Building Thinking Classrooms: A Paradigm Shift in Mathematics

What is Building Thinking Classrooms?

Building Thinking Classrooms (BTC) is a pedagogical framework, developed by Dr. Peter Liljedahl, consisting of 14 specific teaching practices that have been scientifically proven to increase student thinking and engagement. It is based on the premise that traditional classroom structures and routines—like learners sitting at desks facing a teacher—actually discourage active thinking.

The approach is built on three foundational pillars:

  1. Vertical Non-Permanent Surfaces (VNPS): Learners stand to work on whiteboards or windows. This increases risk-taking, as mistakes are easily erased, and makes thinking visible to the teacher and peers.
  2. Visibly Random Groups (VRG): Groups are changed every single lesson using a transparently random method (like playing cards). This breaks down social barriers and eliminates the “status” often associated with fixed ability groups. It also removes ‘ceilings’ that are placed on some learners through fixed groupings.
  3. Thinking Tasks: Lessons begin with engaging, open-ended tasks that require collaboration and problem-solving, rather than a lecture from the teacher followed by repetitive exercises.
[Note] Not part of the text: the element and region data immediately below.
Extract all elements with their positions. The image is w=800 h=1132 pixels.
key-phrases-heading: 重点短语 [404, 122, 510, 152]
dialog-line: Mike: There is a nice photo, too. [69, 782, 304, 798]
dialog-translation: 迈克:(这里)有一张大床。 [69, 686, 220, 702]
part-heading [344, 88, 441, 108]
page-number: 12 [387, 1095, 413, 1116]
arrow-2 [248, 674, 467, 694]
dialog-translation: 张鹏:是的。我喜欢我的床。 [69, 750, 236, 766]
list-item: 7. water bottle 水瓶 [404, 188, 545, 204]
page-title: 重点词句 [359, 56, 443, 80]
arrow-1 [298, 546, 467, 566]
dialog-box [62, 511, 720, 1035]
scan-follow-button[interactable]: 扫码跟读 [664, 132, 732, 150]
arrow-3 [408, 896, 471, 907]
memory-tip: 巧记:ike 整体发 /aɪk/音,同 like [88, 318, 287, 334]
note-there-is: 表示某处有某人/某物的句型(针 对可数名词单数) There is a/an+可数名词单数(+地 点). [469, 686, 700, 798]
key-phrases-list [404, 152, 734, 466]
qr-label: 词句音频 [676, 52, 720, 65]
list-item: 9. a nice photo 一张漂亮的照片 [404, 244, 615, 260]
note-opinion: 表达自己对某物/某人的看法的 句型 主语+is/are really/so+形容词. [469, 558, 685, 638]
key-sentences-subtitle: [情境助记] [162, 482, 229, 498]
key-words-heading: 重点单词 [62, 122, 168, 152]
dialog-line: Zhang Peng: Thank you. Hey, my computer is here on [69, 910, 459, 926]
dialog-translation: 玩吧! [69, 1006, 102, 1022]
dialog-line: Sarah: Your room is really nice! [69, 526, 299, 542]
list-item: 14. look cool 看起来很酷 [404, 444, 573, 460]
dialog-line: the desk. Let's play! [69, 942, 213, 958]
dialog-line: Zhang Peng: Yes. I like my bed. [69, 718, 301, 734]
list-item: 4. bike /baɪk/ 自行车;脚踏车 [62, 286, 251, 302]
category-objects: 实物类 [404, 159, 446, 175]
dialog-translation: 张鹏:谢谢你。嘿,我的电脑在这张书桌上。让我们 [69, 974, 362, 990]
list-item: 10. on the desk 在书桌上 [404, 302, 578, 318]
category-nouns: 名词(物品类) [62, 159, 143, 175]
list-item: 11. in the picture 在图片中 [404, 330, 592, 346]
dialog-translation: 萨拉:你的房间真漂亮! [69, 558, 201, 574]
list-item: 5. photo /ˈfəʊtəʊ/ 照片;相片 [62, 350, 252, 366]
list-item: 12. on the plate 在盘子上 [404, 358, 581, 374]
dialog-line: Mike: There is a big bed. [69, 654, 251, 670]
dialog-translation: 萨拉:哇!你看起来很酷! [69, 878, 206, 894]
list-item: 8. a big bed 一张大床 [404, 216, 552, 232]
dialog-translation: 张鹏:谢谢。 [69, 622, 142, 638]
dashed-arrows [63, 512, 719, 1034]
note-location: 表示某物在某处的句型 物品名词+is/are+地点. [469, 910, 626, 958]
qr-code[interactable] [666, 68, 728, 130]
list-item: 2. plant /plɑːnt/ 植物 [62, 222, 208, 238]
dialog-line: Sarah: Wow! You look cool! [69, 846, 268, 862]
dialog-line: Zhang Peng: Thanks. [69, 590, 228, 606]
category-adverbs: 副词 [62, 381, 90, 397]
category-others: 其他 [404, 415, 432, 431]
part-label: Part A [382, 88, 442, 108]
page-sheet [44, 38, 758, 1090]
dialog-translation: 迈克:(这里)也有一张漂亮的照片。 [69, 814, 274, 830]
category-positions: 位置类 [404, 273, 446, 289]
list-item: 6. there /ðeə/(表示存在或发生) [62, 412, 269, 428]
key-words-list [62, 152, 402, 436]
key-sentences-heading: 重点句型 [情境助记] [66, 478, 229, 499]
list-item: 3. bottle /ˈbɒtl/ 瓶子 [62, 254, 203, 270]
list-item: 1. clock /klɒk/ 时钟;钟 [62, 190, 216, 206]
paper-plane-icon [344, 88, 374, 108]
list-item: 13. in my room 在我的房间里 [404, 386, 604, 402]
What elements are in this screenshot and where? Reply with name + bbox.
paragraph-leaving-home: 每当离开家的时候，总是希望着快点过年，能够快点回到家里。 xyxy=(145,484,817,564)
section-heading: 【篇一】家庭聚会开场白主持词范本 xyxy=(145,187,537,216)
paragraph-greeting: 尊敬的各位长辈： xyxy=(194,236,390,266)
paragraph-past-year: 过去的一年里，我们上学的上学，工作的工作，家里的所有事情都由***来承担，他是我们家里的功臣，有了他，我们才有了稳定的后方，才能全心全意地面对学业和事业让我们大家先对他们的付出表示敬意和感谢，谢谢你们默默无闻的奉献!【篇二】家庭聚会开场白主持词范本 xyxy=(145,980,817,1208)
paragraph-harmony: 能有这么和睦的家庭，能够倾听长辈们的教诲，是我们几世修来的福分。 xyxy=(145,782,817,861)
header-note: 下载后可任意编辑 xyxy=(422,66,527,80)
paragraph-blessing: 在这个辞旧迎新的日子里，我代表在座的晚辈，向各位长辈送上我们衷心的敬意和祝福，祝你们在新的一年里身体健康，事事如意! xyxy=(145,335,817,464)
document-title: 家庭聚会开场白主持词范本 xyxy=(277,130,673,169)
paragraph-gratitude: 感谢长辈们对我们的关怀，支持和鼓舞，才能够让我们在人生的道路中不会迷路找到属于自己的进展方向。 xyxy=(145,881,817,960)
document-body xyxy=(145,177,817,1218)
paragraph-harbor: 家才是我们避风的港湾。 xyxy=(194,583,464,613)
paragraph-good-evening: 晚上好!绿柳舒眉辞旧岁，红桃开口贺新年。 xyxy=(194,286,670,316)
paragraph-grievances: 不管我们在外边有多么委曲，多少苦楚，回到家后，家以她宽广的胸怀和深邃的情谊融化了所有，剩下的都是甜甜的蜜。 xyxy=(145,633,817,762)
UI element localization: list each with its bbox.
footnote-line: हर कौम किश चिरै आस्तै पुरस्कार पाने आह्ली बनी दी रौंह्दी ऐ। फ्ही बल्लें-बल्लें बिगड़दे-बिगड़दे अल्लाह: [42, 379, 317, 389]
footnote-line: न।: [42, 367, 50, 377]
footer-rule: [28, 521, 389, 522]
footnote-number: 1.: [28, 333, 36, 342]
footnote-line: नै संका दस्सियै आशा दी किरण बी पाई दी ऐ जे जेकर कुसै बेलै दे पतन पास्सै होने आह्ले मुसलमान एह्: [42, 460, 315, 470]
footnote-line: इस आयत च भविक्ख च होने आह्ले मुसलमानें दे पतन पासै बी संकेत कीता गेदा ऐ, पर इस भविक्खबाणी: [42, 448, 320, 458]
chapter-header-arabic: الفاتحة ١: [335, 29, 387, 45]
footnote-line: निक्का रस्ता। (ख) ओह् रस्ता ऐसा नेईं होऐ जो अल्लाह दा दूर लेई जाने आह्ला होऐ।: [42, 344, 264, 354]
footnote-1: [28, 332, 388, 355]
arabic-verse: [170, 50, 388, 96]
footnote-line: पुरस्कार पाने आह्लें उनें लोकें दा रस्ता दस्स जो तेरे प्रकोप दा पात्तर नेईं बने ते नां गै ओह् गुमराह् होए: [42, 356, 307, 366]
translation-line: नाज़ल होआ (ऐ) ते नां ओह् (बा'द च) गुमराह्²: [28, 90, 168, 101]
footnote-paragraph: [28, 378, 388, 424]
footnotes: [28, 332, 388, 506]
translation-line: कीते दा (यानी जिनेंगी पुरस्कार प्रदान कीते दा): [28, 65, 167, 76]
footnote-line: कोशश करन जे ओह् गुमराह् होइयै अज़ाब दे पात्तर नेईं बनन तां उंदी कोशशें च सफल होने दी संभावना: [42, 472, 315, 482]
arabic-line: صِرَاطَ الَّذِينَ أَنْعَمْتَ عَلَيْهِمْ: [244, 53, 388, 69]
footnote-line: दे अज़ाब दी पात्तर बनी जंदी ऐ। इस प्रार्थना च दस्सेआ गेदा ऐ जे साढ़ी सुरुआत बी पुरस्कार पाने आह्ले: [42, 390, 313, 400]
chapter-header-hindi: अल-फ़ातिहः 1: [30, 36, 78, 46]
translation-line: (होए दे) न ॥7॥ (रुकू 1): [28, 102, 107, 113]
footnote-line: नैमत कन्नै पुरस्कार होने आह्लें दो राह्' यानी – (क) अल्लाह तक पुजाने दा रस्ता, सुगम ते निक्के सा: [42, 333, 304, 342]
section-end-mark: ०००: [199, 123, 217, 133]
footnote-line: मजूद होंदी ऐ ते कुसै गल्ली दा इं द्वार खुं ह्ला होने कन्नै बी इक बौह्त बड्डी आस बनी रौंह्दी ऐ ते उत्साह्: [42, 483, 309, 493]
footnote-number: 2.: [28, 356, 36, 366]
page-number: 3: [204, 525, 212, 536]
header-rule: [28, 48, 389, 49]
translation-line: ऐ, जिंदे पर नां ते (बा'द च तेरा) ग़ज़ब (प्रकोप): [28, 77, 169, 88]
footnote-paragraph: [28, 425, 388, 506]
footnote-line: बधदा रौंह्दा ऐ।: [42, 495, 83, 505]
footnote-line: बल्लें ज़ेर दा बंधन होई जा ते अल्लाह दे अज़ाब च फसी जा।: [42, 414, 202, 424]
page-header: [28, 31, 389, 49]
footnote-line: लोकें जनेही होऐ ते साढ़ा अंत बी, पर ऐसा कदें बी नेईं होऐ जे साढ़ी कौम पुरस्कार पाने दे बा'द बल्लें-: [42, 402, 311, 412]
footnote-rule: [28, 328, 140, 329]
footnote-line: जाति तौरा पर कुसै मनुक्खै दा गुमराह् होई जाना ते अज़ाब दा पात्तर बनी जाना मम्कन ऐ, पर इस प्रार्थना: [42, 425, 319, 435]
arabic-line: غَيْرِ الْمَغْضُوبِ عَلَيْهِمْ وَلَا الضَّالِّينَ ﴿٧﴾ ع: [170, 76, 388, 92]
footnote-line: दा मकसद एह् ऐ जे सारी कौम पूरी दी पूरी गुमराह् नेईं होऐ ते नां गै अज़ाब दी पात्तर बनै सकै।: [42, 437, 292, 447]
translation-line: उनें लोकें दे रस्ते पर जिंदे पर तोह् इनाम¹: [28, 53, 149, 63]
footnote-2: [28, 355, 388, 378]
Why Are Teachers Making the Switch?

The BTC approach tackles learner disengagement head-on by breaking down the physical and social barriers to learning. Here is how it redefines the mathematical experience:

  • Instant Engagement with VNPS: By moving learners to Vertical Non-Permanent Surfaces (whiteboards or windows), you instantly increase persistence. Students are more willing to take risks when they know they can easily erase and correct.
  • Breaking Social Hierarchies: Using Visibly Random Grouping every single day ensures that every learner works with everyone else. This eliminates “cliques,” builds a collaborative culture, and forces mathematical ideas to be the centre of classroom discussion.
  • Deep Thinking over Rote Memorisation: Instead of focusing on process-driven methods to solve abstract calculations, BTC starts with Thinking Tasks. Learners grapple with meaningful problems first, building an understanding of what they “need to know”, for conceptual fluency to be achieved. 
  • Dynamic Mathematical Discussion: Because groups are standing and visible to one another, “knowledge mobility” happens naturally. Ideas spread across the room, sparking high-level discussion and peer-to-peer coaching that a seated classroom can never achieve.

Who benefits from the approach and why?

While BTC is a win for the entire learning community, specific groups see unique benefits:

  • Reluctant or Lower-Confidence Learners: Because the environment is “non-permanent,” these learners feel safer making mistakes. They are no longer isolated but are supported by the collective brainpower of a random group.
  • High-Achieving Learners: These learners are challenged to move beyond “answer-getting.” They benefit from having to explain their reasoning to peers, which solidifies their conceptual understanding and develops leadership skills.
  • Teachers: The role of the teacher shifts from “deliverer of information” to “facilitator of thinking.” Teachers find they have more time to circulate, observe learner-thinking in real-time, and provide targeted, responsive support, through “hints and extensions”, rather than repeating the same teaching points.
  • The Classroom Community: The daily randomisation of groups builds a culture of “knowledge mobility,” where learners share strategies and solutions, and learn to trust and work with every one of their classmates, regardless of social standing.

Common Issues Building Thinking Classrooms Helps Address

BTC was designed specifically to solve the flaws in the traditional classroom teaching model:

  • Learner Passivity (“Mimicry”): In many maths lessons, learners simply copy the steps the teacher does. BTC forces learners to grapple with the logic themselves, making them the primary drivers of the lesson.
  • The “I’m Not a Maths Person” Myth: By removing the stigma of being “wrong” (thanks to the whiteboards) and the pressure of working alone, BTC helps dismantle maths anxiety and builds a growth mindset.
  • Classroom Management and “Hiding”: It is easy for a learner to disengage at a desk in the back of the room. It is nearly impossible to “hide” when standing at a whiteboard with two or more peers. Engagement becomes the default state.
  • The Expert/Novice Divide: Traditional ability grouping often reinforces who is “smart” and who isn’t, and creates ‘ceilings’ on learning. BTC creates a fluid environment where different learners bring different strengths to the table every day.